Dans un premier temps, les cycles des deux femmes sont synchronisés par la prise de la pilule contraceptive.
Après arrêt de celle-ci, en début de cycle, la donneuse subit la stimulation hormonale habituelle d’une FIV, ses ovocytes sont récoltés par ponction puis mis en contact en laboratoire avec le sperme d'un donneur connu ou anonyme. La ponction est réalisée par les voies naturelles sous anesthésie locale ou générale selon les cliniques et nécessite une hospitalisation de jour.
En parallèle, la receveuse prend un traitement plus léger composé d’œstrogènes et de progestérone, ceci afin d’obtenir un cycle artificiel totalement maîtrisé par l’équipe médicale.
Quelques jours après la ponction (habituellement 3 jours), le ou les embryons fécondés sont transférés dans l’utérus de la receveuse (2 maximum pour les femmes de moins de 36 ans), cet acte se déroule de la même façon qu’une insémination artificielle (pose d’un speculum et injection des embryons par sonde).
Les possibles embryons surnuméraires sont congelés en vue d’un transfert futur si nécessaire. Dans ce cas, la receveuse reprend le même traitement hormonal et les embryons décongelés sont transférés comme précédemment en milieu de cycle.

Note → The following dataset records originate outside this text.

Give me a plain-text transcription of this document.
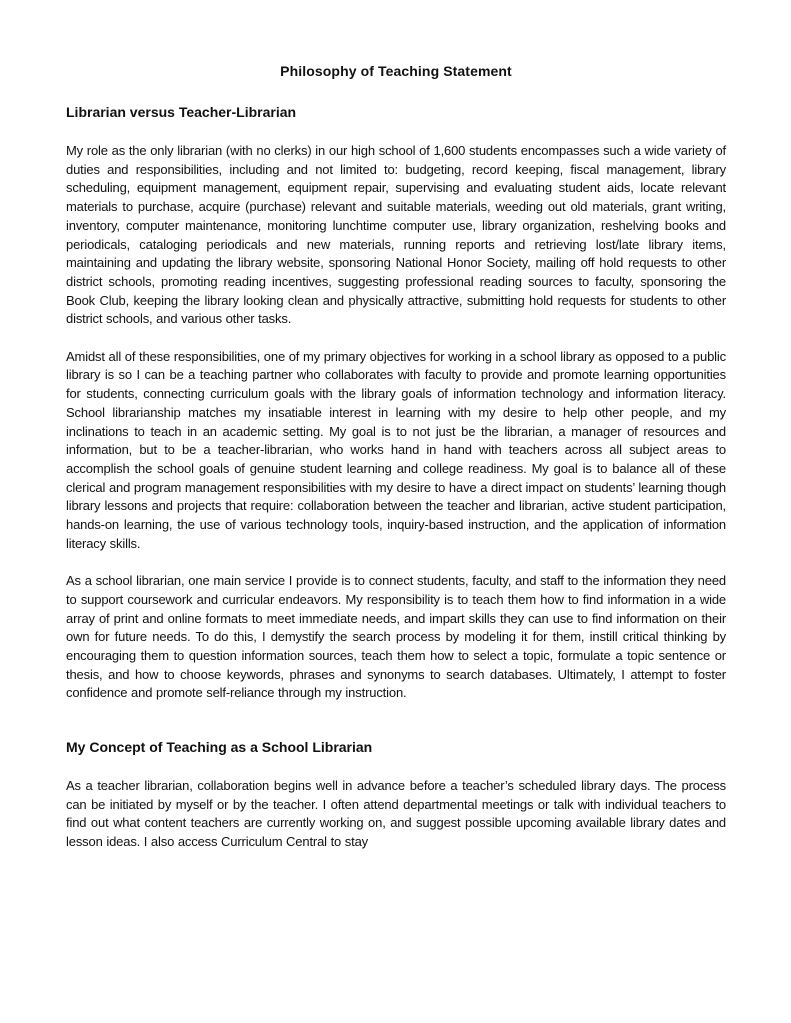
Philosophy of Teaching Statement
Librarian versus Teacher-Librarian

My role as the only librarian (with no clerks) in our high school of 1,600 students encompasses such a wide variety of duties and responsibilities, including and not limited to: budgeting, record keeping, fiscal management, library scheduling, equipment management, equipment repair, supervising and evaluating student aids, locate relevant materials to purchase, acquire (purchase) relevant and suitable materials, weeding out old materials, grant writing, inventory, computer maintenance, monitoring lunchtime computer use, library organization, reshelving books and periodicals, cataloging periodicals and new materials, running reports and retrieving lost/late library items, maintaining and updating the library website, sponsoring National Honor Society, mailing off hold requests to other district schools, promoting reading incentives, suggesting professional reading sources to faculty, sponsoring the Book Club, keeping the library looking clean and physically attractive, submitting hold requests for students to other district schools, and various other tasks.

Amidst all of these responsibilities, one of my primary objectives for working in a school library as opposed to a public library is so I can be a teaching partner who collaborates with faculty to provide and promote learning opportunities for students, connecting curriculum goals with the library goals of information technology and information literacy. School librarianship matches my insatiable interest in learning with my desire to help other people, and my inclinations to teach in an academic setting. My goal is to not just be the librarian, a manager of resources and information, but to be a teacher-librarian, who works hand in hand with teachers across all subject areas to accomplish the school goals of genuine student learning and college readiness. My goal is to balance all of these clerical and program management responsibilities with my desire to have a direct impact on students’ learning though library lessons and projects that require: collaboration between the teacher and librarian, active student participation, hands-on learning, the use of various technology tools, inquiry-based instruction, and the application of information literacy skills.

As a school librarian, one main service I provide is to connect students, faculty, and staff to the information they need to support coursework and curricular endeavors. My responsibility is to teach them how to find information in a wide array of print and online formats to meet immediate needs, and impart skills they can use to find information on their own for future needs. To do this, I demystify the search process by modeling it for them, instill critical thinking by encouraging them to question information sources, teach them how to select a topic, formulate a topic sentence or thesis, and how to choose keywords, phrases and synonyms to search databases. Ultimately, I attempt to foster confidence and promote self-reliance through my instruction.

My Concept of Teaching as a School Librarian

As a teacher librarian, collaboration begins well in advance before a teacher’s scheduled library days. The process can be initiated by myself or by the teacher. I often attend departmental meetings or talk with individual teachers to find out what content teachers are currently working on, and suggest possible upcoming available library dates and lesson ideas. I also access Curriculum Central to stay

Selon la loi belge, la femme qui accouche est considérée comme le parent légal, celle qui a donné ses gènes doit donc adopter l'enfant comme tout autre parent homosexuel non reconnu à la naissance (adoption intra-familiale).
Les mutuelles belges remboursent 6 cycles de stimulation, que ce soit pour des couple hétérosexuels ou pour des couples lesbiens.
Cette démarche, malgré (il faut bien le reconnaître) sa lourdeur médicale par rapport à l'IAD, est une possibilité intéressante pour les couples lesbiens voulant partager cette aventure au maximum (l'une donne ses gènes, l'autre porte l'enfant).